You may recall the following history (Editor: History?? It was only two weeks ago! Me: We're on Internet time, baby, not government time.)
- An early version of the Affordable Care Act (ACA) included a provision that would allow Medicare to pay physicians for counseling patients about planning for medical care at the end of life.
- Following criticism about "death panels", the end of life payment provision was dropped from the ACA.
- The provision to enable physicians to bill Medicare for end of life counseling was enacted via regulation.
- Talk about death panels resumed, and the administration rescinded the regulation allowing payment for end of life counseling. Doctors can still talk about end of life care, but the doctors can't bill Medicare for their time.
Jim Hufford has a thoughtful post about the role that procedural fairness should have had played in the decision to rescind the regulation. I say "should have had" because it may be that the administration just looked at the politics and caved. The question Hufford discusses is whether that was the right choice, regardless of the administration's intentions.
So, Hufford points out that the law requires that regulations must be published with adequate notice for comment before they take effect; otherwise the rulemaking procedure was defective. But what is "adequate notice"? There is no fixed criterion, but the courts think that there should be more time for discussion when the rule is a significant departure from the existing rules. The controversy is, I think, sufficient evidence that in this case the departure was significant. If so, it's arguable that the rule was changed with insufficient notice, and it was right to reverse course.
Hufford explains why this matters. We should
[make] good on our commitments to procedural fairness and openness, commitments which at times must trump the pursuit of substantive policy objectives. ...[Although] it is distressing to see death-panel nonsense accorded any respect... the procedural issues raise special concerns. The whole administrative apparatus of government is organized around more or less vague, aspirational objectives.
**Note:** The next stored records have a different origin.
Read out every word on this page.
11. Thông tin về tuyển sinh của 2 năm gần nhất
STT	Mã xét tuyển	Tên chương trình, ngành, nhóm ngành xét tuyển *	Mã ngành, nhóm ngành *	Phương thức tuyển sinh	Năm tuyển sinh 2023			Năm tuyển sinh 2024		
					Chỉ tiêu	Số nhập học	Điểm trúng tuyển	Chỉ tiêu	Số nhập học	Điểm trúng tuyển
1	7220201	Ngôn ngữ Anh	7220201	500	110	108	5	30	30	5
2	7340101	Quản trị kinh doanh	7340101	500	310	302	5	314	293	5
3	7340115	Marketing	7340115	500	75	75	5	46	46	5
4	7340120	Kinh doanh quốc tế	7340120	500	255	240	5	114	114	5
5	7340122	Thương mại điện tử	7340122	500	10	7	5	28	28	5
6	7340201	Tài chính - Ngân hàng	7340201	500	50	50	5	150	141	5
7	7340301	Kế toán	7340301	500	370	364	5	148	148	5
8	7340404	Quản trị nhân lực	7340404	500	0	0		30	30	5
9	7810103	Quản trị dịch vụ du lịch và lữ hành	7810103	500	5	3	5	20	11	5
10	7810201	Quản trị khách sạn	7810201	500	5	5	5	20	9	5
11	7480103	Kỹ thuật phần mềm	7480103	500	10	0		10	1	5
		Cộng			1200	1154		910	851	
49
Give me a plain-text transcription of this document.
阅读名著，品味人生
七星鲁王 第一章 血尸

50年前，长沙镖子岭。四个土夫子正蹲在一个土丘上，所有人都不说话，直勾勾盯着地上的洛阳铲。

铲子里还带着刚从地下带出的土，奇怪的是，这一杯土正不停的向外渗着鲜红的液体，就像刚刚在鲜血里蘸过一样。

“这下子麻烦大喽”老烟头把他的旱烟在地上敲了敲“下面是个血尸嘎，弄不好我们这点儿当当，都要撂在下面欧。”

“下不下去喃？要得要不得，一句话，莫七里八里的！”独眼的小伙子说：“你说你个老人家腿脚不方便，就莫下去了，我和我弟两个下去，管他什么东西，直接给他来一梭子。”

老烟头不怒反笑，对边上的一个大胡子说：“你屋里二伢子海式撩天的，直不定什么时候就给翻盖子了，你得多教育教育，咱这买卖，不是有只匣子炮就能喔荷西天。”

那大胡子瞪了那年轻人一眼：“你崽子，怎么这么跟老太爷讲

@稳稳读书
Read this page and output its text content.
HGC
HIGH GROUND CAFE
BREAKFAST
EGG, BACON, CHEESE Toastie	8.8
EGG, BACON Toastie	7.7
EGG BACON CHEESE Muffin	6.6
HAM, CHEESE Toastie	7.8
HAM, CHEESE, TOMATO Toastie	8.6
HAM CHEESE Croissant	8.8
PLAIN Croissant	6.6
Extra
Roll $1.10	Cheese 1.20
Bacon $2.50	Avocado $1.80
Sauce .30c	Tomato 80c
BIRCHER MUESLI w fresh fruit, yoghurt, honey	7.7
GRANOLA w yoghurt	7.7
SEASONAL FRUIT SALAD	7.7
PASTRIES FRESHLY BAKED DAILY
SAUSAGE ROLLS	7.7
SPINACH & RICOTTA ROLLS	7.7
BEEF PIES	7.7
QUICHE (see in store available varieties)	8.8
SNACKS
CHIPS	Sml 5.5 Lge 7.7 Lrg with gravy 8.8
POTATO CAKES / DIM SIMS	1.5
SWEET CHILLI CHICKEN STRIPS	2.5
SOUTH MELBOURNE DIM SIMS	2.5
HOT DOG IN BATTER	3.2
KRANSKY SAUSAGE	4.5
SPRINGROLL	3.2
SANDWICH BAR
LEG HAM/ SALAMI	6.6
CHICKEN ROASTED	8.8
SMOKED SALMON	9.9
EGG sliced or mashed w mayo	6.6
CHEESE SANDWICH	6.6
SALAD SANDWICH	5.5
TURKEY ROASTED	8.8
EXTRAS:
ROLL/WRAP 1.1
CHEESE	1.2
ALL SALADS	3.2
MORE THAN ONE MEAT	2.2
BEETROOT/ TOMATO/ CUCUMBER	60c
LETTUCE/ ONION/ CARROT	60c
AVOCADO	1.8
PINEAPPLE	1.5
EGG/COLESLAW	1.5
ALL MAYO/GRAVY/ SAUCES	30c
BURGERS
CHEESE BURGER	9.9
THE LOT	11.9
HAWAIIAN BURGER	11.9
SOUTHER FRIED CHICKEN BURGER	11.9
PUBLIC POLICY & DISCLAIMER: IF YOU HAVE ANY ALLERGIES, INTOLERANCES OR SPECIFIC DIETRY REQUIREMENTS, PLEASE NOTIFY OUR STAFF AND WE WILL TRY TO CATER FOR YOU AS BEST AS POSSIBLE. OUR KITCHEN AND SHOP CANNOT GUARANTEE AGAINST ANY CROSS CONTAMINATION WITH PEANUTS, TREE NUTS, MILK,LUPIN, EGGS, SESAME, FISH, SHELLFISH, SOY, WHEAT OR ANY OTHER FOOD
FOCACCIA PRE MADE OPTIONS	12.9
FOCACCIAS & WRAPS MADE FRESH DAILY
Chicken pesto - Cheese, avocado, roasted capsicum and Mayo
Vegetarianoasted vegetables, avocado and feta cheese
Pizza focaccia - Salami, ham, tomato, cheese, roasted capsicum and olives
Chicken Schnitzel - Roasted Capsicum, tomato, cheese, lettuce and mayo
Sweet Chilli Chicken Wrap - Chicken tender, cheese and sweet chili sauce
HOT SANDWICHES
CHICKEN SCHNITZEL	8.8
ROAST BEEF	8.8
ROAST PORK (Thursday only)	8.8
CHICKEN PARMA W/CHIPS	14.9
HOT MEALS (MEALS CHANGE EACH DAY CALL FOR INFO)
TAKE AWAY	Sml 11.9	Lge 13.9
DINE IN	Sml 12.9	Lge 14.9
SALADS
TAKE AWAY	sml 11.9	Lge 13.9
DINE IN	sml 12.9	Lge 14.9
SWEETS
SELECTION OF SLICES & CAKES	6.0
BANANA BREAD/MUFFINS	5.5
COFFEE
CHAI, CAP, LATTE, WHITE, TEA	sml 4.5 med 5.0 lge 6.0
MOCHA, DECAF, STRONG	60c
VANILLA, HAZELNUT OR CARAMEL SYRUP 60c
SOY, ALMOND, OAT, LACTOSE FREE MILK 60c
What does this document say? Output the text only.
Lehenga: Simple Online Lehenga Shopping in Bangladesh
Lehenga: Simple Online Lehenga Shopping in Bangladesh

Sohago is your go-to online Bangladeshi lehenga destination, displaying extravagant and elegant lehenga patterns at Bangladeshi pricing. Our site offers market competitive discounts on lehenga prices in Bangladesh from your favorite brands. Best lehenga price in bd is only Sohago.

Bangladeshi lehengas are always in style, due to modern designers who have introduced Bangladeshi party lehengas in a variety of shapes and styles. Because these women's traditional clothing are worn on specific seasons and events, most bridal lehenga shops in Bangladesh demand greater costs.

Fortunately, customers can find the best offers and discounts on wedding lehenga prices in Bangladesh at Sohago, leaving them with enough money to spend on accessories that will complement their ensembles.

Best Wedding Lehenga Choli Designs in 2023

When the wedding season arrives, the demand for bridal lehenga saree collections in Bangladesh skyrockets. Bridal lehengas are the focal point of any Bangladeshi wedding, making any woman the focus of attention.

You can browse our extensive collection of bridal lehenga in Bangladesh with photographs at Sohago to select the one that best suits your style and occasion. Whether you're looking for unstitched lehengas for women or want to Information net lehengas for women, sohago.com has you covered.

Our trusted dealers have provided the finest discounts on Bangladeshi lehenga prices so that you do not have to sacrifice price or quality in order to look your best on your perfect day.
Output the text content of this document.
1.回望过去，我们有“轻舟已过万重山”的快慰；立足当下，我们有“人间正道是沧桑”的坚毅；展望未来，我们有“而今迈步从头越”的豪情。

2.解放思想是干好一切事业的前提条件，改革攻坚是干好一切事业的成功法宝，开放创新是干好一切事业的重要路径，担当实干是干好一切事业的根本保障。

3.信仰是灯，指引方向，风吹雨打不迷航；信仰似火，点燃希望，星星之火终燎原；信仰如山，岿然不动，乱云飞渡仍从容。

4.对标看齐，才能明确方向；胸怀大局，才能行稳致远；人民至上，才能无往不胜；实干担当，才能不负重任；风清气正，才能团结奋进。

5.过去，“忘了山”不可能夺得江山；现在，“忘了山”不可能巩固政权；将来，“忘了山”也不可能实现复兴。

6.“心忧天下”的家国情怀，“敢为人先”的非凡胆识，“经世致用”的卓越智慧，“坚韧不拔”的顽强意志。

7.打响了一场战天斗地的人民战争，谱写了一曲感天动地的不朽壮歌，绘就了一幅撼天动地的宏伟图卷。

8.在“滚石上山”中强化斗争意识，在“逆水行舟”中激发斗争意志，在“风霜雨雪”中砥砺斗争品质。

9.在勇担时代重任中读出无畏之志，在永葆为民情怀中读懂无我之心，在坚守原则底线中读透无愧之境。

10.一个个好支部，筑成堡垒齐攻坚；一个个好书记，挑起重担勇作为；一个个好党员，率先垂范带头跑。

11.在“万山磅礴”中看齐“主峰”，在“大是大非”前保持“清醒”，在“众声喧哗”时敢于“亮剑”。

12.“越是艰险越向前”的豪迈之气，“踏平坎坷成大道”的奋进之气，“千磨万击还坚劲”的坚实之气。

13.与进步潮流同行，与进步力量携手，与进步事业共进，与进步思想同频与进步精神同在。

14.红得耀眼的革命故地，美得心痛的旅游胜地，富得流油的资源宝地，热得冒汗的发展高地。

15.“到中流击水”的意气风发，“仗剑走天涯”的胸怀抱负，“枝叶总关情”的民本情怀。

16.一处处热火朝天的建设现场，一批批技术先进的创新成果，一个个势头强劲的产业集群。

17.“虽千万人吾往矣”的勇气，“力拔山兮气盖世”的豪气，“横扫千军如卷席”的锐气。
Administrative procedure is also vague and aspirational, but it is the best means we have devised to apply neutral, ex ante constraints on the bureaucracy. It represents our best efforts at ensuring that public policy is informed by evidence and expertise and is responsive to public needs and interests.
I now think that reversing course on this rule was the right thing to do, for the reasons given by Hufford. And the next right thing to do would be to reinstate the rule, with adequate notice.